Before starting the integration, make sure these two items are in place. First, create a GA4 property by logging into Google Analytics and setting up a web data stream. Second, create a GTM account and container from the GTM website using your site's domain name. Paste the issued GTM code into the head and body sections of every page on your site.
Log into the GA4 admin panel and navigate to Admin > Data Streams, then select your web stream. Copy the Measurement ID (in the format G-XXXXXX). You'll enter this ID in your GTM tag.
Open the GTM dashboard, go to Workspace > Tags > New. Click the tag configuration area and select "Google Tag" from the tag types. This was previously called "GA4 Configuration Tag" but has been renamed to "Google Tag." Paste the Measurement ID from Step 1 into the Tag ID field.
Click the Trigger area at the bottom of the tag configuration screen and select "All Pages." This ensures the GA4 tag fires on every page of your site. If you want to limit tracking to specific pages, create a custom trigger. Click Save when done.
Click the Preview button in the top right of the GTM screen and enter your site URL. Your site will open in a new tab, and Tag Assistant will show a successful connection. If your Google Tag appears under "Tags Fired," the tag is working correctly. If it appears under "Not Fired," review your configuration for errors.
If preview looks good, click the Publish button in the top right. Without publishing, tracking won't start in your production environment. After publishing, visit your site, then open GA4's Reports > Realtime view. If active users appear within the past 30 minutes, the integration is complete.
GA4 automatically collects basic events like page views and scrolls. To track specific user actions such as button clicks, form submissions, or file downloads, add a GA4 Event tag in GTM.
Go to Tags > New in GTM, select "Google Analytics: GA4 Event" as the tag type, and enter your Measurement ID and event name. Then create a trigger specifying the conditions you want to track (e.g., when a specific button is clicked). Verify the tag fires in preview mode, then publish.
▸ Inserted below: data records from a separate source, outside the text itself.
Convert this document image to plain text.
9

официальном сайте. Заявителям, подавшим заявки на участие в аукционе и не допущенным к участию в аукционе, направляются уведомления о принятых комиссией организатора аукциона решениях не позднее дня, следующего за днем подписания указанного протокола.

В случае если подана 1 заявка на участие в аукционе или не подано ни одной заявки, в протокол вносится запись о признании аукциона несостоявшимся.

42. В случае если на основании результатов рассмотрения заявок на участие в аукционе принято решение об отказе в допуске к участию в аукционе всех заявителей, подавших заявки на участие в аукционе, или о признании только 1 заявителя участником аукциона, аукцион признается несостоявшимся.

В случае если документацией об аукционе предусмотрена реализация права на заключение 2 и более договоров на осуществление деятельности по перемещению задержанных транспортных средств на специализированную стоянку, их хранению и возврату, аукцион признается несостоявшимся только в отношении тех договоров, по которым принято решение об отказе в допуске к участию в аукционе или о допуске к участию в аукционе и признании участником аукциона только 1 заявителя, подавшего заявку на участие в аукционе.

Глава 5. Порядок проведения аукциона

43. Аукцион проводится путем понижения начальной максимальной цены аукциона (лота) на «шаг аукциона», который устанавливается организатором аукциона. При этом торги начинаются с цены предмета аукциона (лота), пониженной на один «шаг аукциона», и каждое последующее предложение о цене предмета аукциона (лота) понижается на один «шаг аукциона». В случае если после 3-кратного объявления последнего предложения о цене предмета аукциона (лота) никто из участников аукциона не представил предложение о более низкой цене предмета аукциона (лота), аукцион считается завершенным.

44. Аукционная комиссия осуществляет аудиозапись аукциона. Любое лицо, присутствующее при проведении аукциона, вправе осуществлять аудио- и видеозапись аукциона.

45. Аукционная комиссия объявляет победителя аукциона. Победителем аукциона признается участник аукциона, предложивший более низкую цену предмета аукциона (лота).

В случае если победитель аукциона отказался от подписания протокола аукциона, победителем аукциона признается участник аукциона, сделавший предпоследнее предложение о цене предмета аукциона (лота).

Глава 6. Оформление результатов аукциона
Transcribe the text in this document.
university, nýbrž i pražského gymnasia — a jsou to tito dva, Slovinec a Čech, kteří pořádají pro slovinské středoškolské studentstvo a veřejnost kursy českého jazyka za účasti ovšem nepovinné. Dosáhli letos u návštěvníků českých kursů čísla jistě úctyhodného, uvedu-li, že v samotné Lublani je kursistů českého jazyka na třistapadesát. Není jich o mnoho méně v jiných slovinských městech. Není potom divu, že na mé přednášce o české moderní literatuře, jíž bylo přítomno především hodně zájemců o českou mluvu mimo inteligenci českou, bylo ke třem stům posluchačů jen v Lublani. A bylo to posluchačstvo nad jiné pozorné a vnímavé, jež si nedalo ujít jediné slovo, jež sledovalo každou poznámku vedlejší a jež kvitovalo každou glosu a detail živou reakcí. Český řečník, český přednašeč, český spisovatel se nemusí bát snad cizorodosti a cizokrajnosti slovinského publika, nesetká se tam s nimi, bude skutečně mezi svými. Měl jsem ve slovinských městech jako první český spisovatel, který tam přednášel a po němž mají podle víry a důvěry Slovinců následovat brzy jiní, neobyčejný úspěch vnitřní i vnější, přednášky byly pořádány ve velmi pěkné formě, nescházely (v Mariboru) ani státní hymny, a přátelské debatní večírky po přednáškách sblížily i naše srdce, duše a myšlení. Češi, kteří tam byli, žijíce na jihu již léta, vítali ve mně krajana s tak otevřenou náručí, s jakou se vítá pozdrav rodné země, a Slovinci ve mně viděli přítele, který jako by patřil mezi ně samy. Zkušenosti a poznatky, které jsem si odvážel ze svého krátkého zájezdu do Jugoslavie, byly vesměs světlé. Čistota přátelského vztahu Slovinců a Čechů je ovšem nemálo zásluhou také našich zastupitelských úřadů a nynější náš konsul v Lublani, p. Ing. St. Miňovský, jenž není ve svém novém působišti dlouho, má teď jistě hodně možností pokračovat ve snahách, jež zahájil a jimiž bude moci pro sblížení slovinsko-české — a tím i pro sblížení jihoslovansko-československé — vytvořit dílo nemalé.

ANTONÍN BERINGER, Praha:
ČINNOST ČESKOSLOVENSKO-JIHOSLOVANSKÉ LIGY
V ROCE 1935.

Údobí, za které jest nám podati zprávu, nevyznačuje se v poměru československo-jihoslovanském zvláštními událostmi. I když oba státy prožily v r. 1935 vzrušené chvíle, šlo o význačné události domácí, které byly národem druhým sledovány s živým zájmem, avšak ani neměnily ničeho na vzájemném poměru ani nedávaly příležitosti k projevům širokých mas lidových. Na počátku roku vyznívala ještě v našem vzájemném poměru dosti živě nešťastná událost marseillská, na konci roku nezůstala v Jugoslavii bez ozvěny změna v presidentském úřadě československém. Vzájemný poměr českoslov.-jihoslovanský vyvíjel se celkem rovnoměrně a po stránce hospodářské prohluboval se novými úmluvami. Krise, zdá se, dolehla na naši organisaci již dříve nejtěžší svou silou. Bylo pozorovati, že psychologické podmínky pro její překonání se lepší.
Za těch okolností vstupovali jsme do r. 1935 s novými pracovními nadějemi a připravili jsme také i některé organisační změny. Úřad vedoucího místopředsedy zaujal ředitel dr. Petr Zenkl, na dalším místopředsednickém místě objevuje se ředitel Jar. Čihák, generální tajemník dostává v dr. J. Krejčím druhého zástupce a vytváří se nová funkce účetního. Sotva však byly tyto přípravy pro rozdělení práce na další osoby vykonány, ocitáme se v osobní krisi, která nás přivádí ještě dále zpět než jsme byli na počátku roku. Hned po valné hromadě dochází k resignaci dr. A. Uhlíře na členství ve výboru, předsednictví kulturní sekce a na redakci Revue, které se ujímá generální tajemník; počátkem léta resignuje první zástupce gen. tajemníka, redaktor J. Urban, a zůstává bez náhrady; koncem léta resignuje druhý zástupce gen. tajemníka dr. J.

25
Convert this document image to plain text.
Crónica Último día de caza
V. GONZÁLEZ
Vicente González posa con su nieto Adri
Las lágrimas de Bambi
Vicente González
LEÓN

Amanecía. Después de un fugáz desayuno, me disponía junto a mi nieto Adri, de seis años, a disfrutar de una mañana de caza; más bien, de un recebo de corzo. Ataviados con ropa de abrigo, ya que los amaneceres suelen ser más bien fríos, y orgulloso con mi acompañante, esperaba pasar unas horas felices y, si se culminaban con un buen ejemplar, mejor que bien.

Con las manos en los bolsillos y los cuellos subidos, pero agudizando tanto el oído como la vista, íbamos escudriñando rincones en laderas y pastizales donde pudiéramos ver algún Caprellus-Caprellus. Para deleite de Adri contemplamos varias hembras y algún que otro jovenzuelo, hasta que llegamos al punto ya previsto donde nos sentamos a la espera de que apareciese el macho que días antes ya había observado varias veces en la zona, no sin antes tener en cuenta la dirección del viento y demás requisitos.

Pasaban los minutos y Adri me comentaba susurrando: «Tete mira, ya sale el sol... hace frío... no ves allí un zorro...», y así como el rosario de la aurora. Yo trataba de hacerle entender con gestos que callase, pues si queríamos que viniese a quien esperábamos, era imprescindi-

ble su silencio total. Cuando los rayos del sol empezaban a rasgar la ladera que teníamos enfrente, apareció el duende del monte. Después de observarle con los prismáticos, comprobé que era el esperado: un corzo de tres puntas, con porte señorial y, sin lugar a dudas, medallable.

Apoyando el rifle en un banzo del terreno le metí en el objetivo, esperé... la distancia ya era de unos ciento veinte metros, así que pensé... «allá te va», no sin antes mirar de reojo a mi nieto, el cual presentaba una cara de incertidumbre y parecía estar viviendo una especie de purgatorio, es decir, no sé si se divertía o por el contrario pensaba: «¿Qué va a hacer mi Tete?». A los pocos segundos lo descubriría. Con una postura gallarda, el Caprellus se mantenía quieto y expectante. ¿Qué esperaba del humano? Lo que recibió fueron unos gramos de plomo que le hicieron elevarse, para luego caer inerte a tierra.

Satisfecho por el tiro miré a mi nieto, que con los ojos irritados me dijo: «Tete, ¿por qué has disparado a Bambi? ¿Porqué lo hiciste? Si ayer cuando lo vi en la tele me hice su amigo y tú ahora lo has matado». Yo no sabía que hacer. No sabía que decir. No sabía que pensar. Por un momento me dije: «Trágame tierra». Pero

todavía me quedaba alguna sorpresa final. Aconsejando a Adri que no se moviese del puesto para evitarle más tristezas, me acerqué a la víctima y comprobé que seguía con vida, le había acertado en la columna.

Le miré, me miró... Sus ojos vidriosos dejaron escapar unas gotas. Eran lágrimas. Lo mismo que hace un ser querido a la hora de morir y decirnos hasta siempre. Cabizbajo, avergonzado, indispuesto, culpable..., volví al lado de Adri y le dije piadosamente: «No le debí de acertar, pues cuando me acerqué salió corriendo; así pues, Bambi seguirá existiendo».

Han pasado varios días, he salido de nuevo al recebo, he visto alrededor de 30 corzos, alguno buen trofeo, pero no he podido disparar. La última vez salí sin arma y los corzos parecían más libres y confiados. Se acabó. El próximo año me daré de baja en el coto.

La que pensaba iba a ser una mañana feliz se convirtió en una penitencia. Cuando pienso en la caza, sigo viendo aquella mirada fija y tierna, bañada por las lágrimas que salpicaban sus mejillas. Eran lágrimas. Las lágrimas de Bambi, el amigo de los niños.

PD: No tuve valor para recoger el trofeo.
GA4 events fall into four categories. Automatically collected events are tracked just by installing the Google Tag. Enhanced measurement events like scrolls and outbound clicks can be toggled on/off in the GA4 settings. Recommended events use Google-suggested names and parameters. Custom events are freely defined based on your business needs. Use GTM's GA4 Event tag for recommended and custom events.
The most common cause is forgetting to click Publish in GTM. Preview mode alone doesn't deploy to production. Also check for typos in your Measurement ID. It may take a few minutes for data to appear in GA4's Realtime report, so wait and recheck.
If you have gtag.js embedded directly in your HTML while also deploying a Google Tag via GTM, data will be counted twice. When managing tags through GTM, remove any GA4 tag code hardcoded in your HTML.
Browser extensions or popup blockers can prevent the connection. Try using Chrome's incognito mode or temporarily disable your extensions.
Connecting GA4 and GTM is an essential foundation for any website's measurement setup. GTM enables centralized tag management, no-code configuration, and safe version-controlled operations.
The process involves five steps: confirm your GA4 Measurement ID, create a Google Tag in GTM, set the trigger to All Pages, verify in preview mode, then publish. Custom events follow the same pattern using GA4 Event tags. Start with the basic Google Tag setup, then add event tracking as needed.